De son côté, M. Pierre s'était accroupi au dessus d'un bosquet bas, dont il récoltait les longues feuilles duveteuses et d'un vert grisé.

« C'est... difficile à expliquer. Je ne suis pas très intelligent, tu sais ? Je n'ai pas les bons mots pour des choses si compliquées.

— C'est pas vrai ! s'offusqua l'enfant.

— Que c'est difficile ?

— Que tu n'es pas très intelligent. Tu es le plus génial, M. Pierre ! »

Un sourire. C'était rare, un sourire. Presque aussi rare qu'un vrai soleil sur le cimetière. Et Armand fut aussitôt fasciné, créant une joie en écho.

« Tu sais, M. Pierre, moi aussi j'aime bien les compliments.

— C'est une manière de m'en demander ? »

L'enfant baissa les yeux, un peu gêné.
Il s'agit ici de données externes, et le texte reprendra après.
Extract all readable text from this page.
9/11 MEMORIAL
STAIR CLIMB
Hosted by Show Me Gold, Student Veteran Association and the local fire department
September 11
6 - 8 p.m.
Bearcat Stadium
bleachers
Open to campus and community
Il ne pensait pas être si lisible.

« Tu le mérites, finit par annoncer le maître. Tu es un petit garçon curieux, et tu apprends très vite. J'aurais aimé être comme toi, quand j'étais petit.

— Tu as été petit ?! s'estomaqua Armand ».

Difficile à imaginer... M. Pierre était M. Pierre. Déjà grand, déjà maigre, déjà gris, déjà cerné, déjà fatigué, déjà passionnant. A aucun moment Armand n'avait pensé que M. Pierre avait pu être Petit Pierre. Un enfant comme lui.

« C'est ton papa, qui t'a appris les fleurs ? »

Parce que si M. Pierre avait été enfant, il avait aussi eu des parents, une famille, une maison. Mais les attentes d'Armand ne furent pas comblées : il n'eut aucune réponse. Le sourire s'effaça vite, et la boîte des souvenirs se referma. Avec un gros cadenas. Le même que pour les sentiments trop forts.

« Allez, ne traînons pas. Ton herbier a besoin d'être complété ».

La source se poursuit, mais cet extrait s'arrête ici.